Geschichte des Eishockeys

Geschichte des Eishockeys

Der Versuch, das Eishockey bis zu seinen genauen Ursprüngen zurückzuverfolgen, gestaltet sich als durchaus schwierig. Auch in Kanada – gemeinhin das „Mutterland“ des Eishockeysports genannt – gibt es Schwierigkeiten, die Entwicklung im eigenen Land zurückzuverfolgen. Daher können jegliche historische Überlegungen keinen Anspruch auf Richtigkeit oder Vollständigkeit erheben, zumal viele Länder die Quelle dieses Sports bei sich sehen.

Als sicher gilt, dass das erste Eishockey-Spiel nach modernen Ansätzen am 3. März 1875 im Victoria Skating Rink in Montréal stattfand. In folgenden Jahrzehnten entwickelte sich der Sport zu einem international anerkannten und beliebten Sport.

Inhaltsverzeichnis

Entstehung

Anfänge in Kanada

Das moderne Eishockey entstand allen Vermutungen zum Trotze mit größter Wahrscheinlichkeit im heutigen Kanada. Schon die indianischen Ureinwohner Kanattas (erster erwähnter Name Kanadas, bedeutet „Hütte“) kannten im 16. Jahrhundert verschiedene Ballspiele. Durch die französische Kolonisierung Kanadas in der Mitte des 16. Jahrhunderts vermischten sich jene Ballspiele mit denen der Soldaten zum heute bekannten Lacrosse. Dennoch kann man Lacrosse nicht als direkten Vorläufer des Eishockeys betrachten, da hierzu zwar auch Tore, aber keine Schlittschuhe oder Torhüter benötigt wurden. Der Camburca, ein Krummstock, entwickelte sich zu einer Art Hockey- bzw. Eishockeyschläger. Die Bezeichnung für den Schläger, Hockey, entwickelte sich jedoch aus dem Französischen und bedeutet etwa „krummer Stock“.

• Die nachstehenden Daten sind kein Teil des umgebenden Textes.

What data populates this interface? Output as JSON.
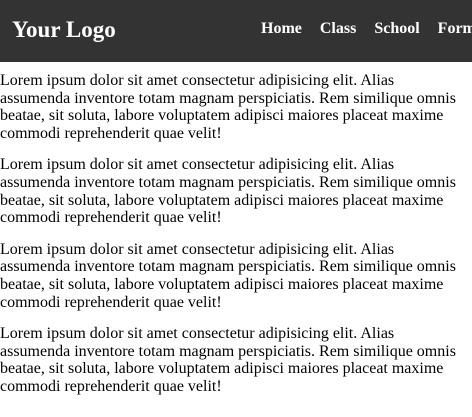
{
  "header": {
    "logo": "Your Logo",
    "nav": [
      {
        "label": "Home"
      },
      {
        "label": "Class"
      },
      {
        "label": "School"
      },
      {
        "label": "Form"
      }
    ]
  },
  "main": {
    "paragraphs": [
      {
        "text": "Lorem ipsum dolor sit amet consectetur adipisicing elit. Alias assumenda inventore totam magnam perspiciatis. Rem similique omnis beatae, sit soluta, labore voluptatem adipisci maiores placeat maxime commodi reprehenderit quae velit!"
      },
      {
        "text": "Lorem ipsum dolor sit amet consectetur adipisicing elit. Alias assumenda inventore totam magnam perspiciatis. Rem similique omnis beatae, sit soluta, labore voluptatem adipisci maiores placeat maxime commodi reprehenderit quae velit!"
      },
      {
        "text": "Lorem ipsum dolor sit amet consectetur adipisicing elit. Alias assumenda inventore totam magnam perspiciatis. Rem similique omnis beatae, sit soluta, labore voluptatem adipisci maiores placeat maxime commodi reprehenderit quae velit!"
      },
      {
        "text": "Lorem ipsum dolor sit amet consectetur adipisicing elit. Alias assumenda inventore totam magnam perspiciatis. Rem similique omnis beatae, sit soluta, labore voluptatem adipisci maiores placeat maxime commodi reprehenderit quae velit!"
      }
    ]
  },
  "colors": {
    "navbar_bg": "#333333",
    "nav_text": "#ffffff",
    "body_text": "#000000",
    "page_bg": "#ffffff"
  }
}
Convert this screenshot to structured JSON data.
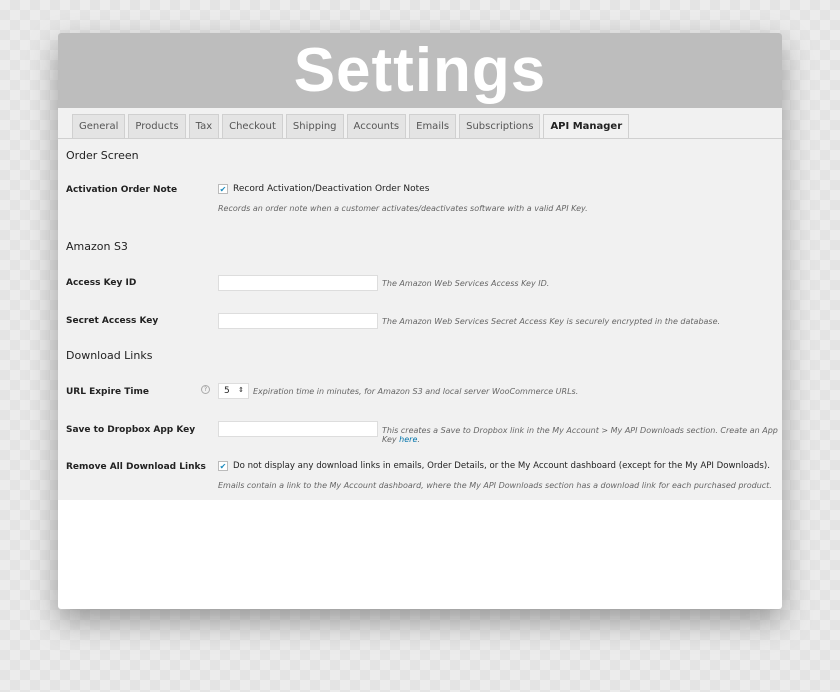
{
  "header": {
    "title": "Settings"
  },
  "tabs": [
    {
      "label": "General"
    },
    {
      "label": "Products"
    },
    {
      "label": "Tax"
    },
    {
      "label": "Checkout"
    },
    {
      "label": "Shipping"
    },
    {
      "label": "Accounts"
    },
    {
      "label": "Emails"
    },
    {
      "label": "Subscriptions"
    },
    {
      "label": "API Manager",
      "active": true
    }
  ],
  "order_screen": {
    "heading": "Order Screen",
    "activation_label": "Activation Order Note",
    "activation_checkbox": "Record Activation/Deactivation Order Notes",
    "activation_checked": true,
    "activation_desc": "Records an order note when a customer activates/deactivates software with a valid API Key."
  },
  "amazon": {
    "heading": "Amazon S3",
    "access_label": "Access Key ID",
    "access_value": "",
    "access_desc": "The Amazon Web Services Access Key ID.",
    "secret_label": "Secret Access Key",
    "secret_value": "",
    "secret_desc": "The Amazon Web Services Secret Access Key is securely encrypted in the database."
  },
  "downloads": {
    "heading": "Download Links",
    "expire_label": "URL Expire Time",
    "expire_value": "5",
    "expire_desc": "Expiration time in minutes, for Amazon S3 and local server WooCommerce URLs.",
    "dropbox_label": "Save to Dropbox App Key",
    "dropbox_value": "",
    "dropbox_desc": "This creates a Save to Dropbox link in the My Account > My API Downloads section. Create an App Key ",
    "dropbox_link": "here",
    "dropbox_end": ".",
    "remove_label": "Remove All Download Links",
    "remove_checkbox": "Do not display any download links in emails, Order Details, or the My Account dashboard (except for the My API Downloads).",
    "remove_checked": true,
    "remove_desc": "Emails contain a link to the My Account dashboard, where the My API Downloads section has a download link for each purchased product."
  }
}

Während der britischen Herrschaft in Kanada Mitte des 18. Jahrhunderts brachten die Soldaten die ihnen bekannten Spiele Hurling und Shinty, auch Shinney genannt, mit. Bekannt ist, dass 1856 die Royal Canadien Rifles, ein britisches Regiment, auf den zugefrorenen Hafenbecken von Kingston und Halifax das Eislaufen erlernten und sehr schnell ihr Shinney-Spiel aufs Eis übertrugen. Anfangs spielten nur die Soldaten, doch es kamen Studenten aus Montréal hinzu, die feste Spielregeln entwickelten. Das neue Spiel erfreute sich schnell großer Beliebtheit.

Vom Shinney zum Eishockey

Shinney-Spiel um 1924

Studenten der McGill-Universität entwickelten das Shinney entscheidend in Richtung Eishockey, da sie zum ersten Mal einen Torhüter einsetzten.

Eishockeyspiel 1922

Ein Großteil der Historiker stimmt mittlerweile in vielen Punkten der Entwicklung und Entstehung dem McGill-Report zu, welcher 1943 von Experten der McGill-Universität verfasst und veröffentlicht wurde. Der McGill-Report beschrieb, dass das erste Eishockeyspiel am 3. März 1875 im Victoria Skating Rink in Montréal vor nahezu 500 Zuschauern ausgetragen wurde. In diesem Report wird auch erstmals der spätere Puck, dessen Name in Montréal entstanden sein soll, erwähnt. Erfunden wurde der Puck von William Fleet Robertson. Da bei einem der ersten Spiele der damals verwendete „Gummiball“ immer wieder über die Außenbegrenzung hüpfte und das Spiel unterbrochen wurde, schnitt Robertson einfach den oberen und unteren Teil ab und übrig blieb der Puck. Die McGill-Studenten führten zudem Schiedsrichter und Trikots ein, hatten ein festes Regelwerk ausgearbeitet und gründeten den ersten Eishockey-Club der Welt.

McGill-Student James George Aylwin Creighton hatte den größten Anteil an der Weiterentwicklung des Eishockeys. Er dachte sich viele Neuerungen aus, um das Spiel interessanter zu machen. Die Mannschaften spielten mit Landhockeyschlägern, er übernahm aus dem Rugby-Spiel einige Regeln und hatte die Idee, dass man auch in der Halle spielen könne. Die damaligen Regeln sahen neun Mann pro Team vor, so dass die Mannschaft aus einem Torhüter, zwei Verteidigern, zwei Mittelfeldspielern und vier Stürmern bestand. Für die Einhaltung der Regeln sorgten zwei Schiedsrichter.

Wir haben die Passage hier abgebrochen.